Debout près de la porte de sécurité, ils se sont serrés et le père a dit « Je t’aime et je te souhaite assez. »

La fille a répondu « Papa, notre vie ensemble a été plus qu’assez. Ton amour a été tout ce dont j’avais besoin.  Je te souhaite assez, aussi, papa. »

Ils se sont embrassés et la fille est partie. Le père a marché vers la fenêtre où j’étais assise.
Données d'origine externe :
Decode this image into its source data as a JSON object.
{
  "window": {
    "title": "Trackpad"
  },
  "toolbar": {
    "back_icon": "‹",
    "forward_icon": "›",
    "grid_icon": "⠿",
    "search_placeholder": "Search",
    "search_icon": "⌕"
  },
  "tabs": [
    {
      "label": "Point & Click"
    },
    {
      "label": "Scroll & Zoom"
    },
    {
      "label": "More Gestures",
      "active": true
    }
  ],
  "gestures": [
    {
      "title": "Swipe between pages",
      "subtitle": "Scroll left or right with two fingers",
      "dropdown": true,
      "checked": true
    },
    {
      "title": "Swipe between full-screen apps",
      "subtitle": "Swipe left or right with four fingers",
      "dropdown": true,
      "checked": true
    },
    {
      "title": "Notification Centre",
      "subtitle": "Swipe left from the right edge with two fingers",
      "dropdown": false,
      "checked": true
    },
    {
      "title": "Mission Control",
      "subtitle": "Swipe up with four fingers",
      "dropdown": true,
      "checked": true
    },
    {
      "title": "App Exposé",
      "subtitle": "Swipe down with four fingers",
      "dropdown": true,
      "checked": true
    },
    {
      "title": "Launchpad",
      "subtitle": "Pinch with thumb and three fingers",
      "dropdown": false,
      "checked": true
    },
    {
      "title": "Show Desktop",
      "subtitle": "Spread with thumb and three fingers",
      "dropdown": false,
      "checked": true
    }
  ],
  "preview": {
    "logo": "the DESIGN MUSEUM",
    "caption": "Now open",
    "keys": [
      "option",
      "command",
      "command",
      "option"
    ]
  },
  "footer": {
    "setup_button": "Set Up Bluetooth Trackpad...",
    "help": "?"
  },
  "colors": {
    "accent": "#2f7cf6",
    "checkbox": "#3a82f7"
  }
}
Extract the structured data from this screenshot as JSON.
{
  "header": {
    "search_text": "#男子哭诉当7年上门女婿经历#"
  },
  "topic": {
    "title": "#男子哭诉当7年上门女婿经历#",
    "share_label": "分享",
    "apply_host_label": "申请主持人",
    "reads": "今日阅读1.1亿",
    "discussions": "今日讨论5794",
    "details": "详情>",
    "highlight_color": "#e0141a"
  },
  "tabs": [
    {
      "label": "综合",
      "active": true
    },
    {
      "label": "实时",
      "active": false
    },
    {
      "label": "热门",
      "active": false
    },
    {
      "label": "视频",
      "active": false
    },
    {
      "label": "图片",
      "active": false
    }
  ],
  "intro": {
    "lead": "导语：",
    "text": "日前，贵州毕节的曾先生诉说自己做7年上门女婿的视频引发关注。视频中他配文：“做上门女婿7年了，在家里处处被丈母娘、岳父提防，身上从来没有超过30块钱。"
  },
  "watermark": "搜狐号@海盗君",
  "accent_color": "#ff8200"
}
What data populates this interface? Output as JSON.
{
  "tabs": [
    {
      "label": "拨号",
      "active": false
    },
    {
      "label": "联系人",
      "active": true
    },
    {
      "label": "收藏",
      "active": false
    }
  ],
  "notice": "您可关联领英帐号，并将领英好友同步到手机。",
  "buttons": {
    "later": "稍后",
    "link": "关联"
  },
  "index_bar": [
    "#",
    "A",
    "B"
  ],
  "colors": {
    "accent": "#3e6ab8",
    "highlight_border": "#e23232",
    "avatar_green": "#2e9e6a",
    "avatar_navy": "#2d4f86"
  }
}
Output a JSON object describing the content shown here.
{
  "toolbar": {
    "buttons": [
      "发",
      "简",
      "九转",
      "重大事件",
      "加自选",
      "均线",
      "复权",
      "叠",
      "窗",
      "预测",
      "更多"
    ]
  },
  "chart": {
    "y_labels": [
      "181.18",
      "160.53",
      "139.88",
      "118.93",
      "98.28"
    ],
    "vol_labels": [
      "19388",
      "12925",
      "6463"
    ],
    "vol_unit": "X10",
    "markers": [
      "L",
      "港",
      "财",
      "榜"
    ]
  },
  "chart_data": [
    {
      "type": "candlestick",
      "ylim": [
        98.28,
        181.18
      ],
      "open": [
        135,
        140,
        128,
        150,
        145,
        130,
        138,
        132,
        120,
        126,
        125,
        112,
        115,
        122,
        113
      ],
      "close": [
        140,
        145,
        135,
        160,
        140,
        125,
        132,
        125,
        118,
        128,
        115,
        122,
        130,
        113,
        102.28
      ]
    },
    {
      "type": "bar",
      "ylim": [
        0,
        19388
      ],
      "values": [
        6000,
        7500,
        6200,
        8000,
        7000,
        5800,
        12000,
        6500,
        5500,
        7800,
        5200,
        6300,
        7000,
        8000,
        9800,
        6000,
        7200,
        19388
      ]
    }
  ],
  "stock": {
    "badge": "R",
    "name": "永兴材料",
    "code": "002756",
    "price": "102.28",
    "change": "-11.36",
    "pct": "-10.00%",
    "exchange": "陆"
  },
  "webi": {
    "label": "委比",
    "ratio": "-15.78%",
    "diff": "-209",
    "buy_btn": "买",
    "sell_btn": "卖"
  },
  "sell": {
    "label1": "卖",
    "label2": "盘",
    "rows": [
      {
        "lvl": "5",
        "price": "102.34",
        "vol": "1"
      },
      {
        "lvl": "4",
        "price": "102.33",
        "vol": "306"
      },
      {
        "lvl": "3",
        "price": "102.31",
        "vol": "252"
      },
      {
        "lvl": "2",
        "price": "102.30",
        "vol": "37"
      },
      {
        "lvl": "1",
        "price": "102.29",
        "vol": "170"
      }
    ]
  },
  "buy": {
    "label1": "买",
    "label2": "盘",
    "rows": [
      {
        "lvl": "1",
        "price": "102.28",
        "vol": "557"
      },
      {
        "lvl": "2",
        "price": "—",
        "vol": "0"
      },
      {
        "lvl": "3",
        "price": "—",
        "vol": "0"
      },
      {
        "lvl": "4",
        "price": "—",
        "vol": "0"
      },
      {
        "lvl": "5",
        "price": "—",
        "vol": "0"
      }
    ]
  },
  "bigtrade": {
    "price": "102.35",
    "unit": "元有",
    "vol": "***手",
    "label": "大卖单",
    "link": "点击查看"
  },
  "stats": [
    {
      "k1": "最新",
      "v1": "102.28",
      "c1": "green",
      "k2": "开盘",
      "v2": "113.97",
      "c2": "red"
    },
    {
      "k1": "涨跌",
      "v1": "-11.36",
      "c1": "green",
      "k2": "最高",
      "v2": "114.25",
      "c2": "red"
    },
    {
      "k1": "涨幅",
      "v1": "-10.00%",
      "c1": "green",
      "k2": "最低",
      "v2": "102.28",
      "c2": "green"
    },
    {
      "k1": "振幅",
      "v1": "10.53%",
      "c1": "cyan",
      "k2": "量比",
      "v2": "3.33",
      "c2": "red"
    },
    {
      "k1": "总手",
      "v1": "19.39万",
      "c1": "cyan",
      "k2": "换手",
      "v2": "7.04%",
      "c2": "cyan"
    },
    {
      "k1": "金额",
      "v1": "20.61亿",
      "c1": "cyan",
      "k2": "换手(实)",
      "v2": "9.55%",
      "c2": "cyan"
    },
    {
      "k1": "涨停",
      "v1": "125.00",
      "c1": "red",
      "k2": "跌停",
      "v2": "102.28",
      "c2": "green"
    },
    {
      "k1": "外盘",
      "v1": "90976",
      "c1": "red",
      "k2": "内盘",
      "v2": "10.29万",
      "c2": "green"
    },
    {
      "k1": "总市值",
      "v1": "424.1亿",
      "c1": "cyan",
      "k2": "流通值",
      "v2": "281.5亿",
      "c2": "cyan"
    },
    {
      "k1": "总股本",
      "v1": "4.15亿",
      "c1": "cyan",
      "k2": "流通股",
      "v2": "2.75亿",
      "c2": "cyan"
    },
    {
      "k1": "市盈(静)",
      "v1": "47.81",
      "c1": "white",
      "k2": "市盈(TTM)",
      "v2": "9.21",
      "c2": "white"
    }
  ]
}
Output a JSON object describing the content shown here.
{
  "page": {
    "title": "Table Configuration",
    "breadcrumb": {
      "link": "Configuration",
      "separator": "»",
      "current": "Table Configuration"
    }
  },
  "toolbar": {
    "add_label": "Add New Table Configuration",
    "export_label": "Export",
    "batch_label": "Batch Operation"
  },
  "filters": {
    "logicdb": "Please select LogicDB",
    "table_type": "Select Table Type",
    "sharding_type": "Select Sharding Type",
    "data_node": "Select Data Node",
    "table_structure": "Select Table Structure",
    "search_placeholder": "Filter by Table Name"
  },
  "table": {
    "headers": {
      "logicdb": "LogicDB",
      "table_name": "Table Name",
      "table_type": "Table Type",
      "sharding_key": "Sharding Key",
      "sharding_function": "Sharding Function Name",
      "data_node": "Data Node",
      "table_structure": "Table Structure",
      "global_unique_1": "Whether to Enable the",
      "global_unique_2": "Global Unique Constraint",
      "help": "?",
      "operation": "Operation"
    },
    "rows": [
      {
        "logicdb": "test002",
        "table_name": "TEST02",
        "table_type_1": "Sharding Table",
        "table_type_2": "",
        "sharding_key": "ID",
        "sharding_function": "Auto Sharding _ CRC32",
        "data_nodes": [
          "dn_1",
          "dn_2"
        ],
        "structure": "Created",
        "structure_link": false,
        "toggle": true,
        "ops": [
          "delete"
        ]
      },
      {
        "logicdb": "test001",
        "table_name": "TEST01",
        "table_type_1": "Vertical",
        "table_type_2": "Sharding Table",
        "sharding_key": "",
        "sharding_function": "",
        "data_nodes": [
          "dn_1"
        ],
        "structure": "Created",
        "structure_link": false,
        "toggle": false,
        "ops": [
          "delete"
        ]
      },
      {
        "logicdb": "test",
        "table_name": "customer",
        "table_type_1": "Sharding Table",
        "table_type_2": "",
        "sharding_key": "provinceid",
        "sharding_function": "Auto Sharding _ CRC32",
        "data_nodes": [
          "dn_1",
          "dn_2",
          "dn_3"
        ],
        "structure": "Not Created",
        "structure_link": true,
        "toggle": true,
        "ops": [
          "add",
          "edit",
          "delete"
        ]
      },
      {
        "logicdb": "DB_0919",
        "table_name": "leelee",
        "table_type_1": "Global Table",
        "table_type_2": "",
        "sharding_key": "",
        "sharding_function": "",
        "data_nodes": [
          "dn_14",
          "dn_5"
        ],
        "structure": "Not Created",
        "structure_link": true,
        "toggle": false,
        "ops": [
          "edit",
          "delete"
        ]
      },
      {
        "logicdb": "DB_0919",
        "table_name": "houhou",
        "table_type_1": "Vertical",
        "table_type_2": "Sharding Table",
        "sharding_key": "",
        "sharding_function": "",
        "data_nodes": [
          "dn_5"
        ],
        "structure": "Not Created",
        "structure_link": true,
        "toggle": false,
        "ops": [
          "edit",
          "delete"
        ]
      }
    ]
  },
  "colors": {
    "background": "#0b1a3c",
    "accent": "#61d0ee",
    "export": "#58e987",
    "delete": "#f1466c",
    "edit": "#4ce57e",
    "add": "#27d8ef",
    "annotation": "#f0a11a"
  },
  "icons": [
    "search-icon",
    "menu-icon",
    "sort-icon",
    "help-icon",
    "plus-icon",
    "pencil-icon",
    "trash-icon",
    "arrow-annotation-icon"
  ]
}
Je pouvais voir qu’il avait envie de pleurer.

J’ai essayé de ne pas m’imposer et respecter son intimité, mais il m’a demandé « Vous est-il déjà arrivé de dire au revoir à quelqu’un en sachant que vous ne vous reverriez jamais ? »

« Oui, ai-je répondu, mais… me permettez-vous de vous demander pourquoi vous croyez que vous ne vous reverrez jamais ? ».

« Je suis vieux et elle vit si loin. J’ai de gros défis devant moi et la réalité est que son prochain voyage sera pour… mon enterrement » a-t-il dit.

J’étais émue, mais je lui demandais « Quand vous vous disiez au revoir, je vous ai entendu dire « Je te souhaite assez. »  Est-ce que je peux vous demander ce que cela signifie ? »

Il a commencé à sourire. « C’est un souhait qui nous vient de plusieurs générations qui nous ont précédés. Mes parents avaient l’habitude de le dire à chacun. »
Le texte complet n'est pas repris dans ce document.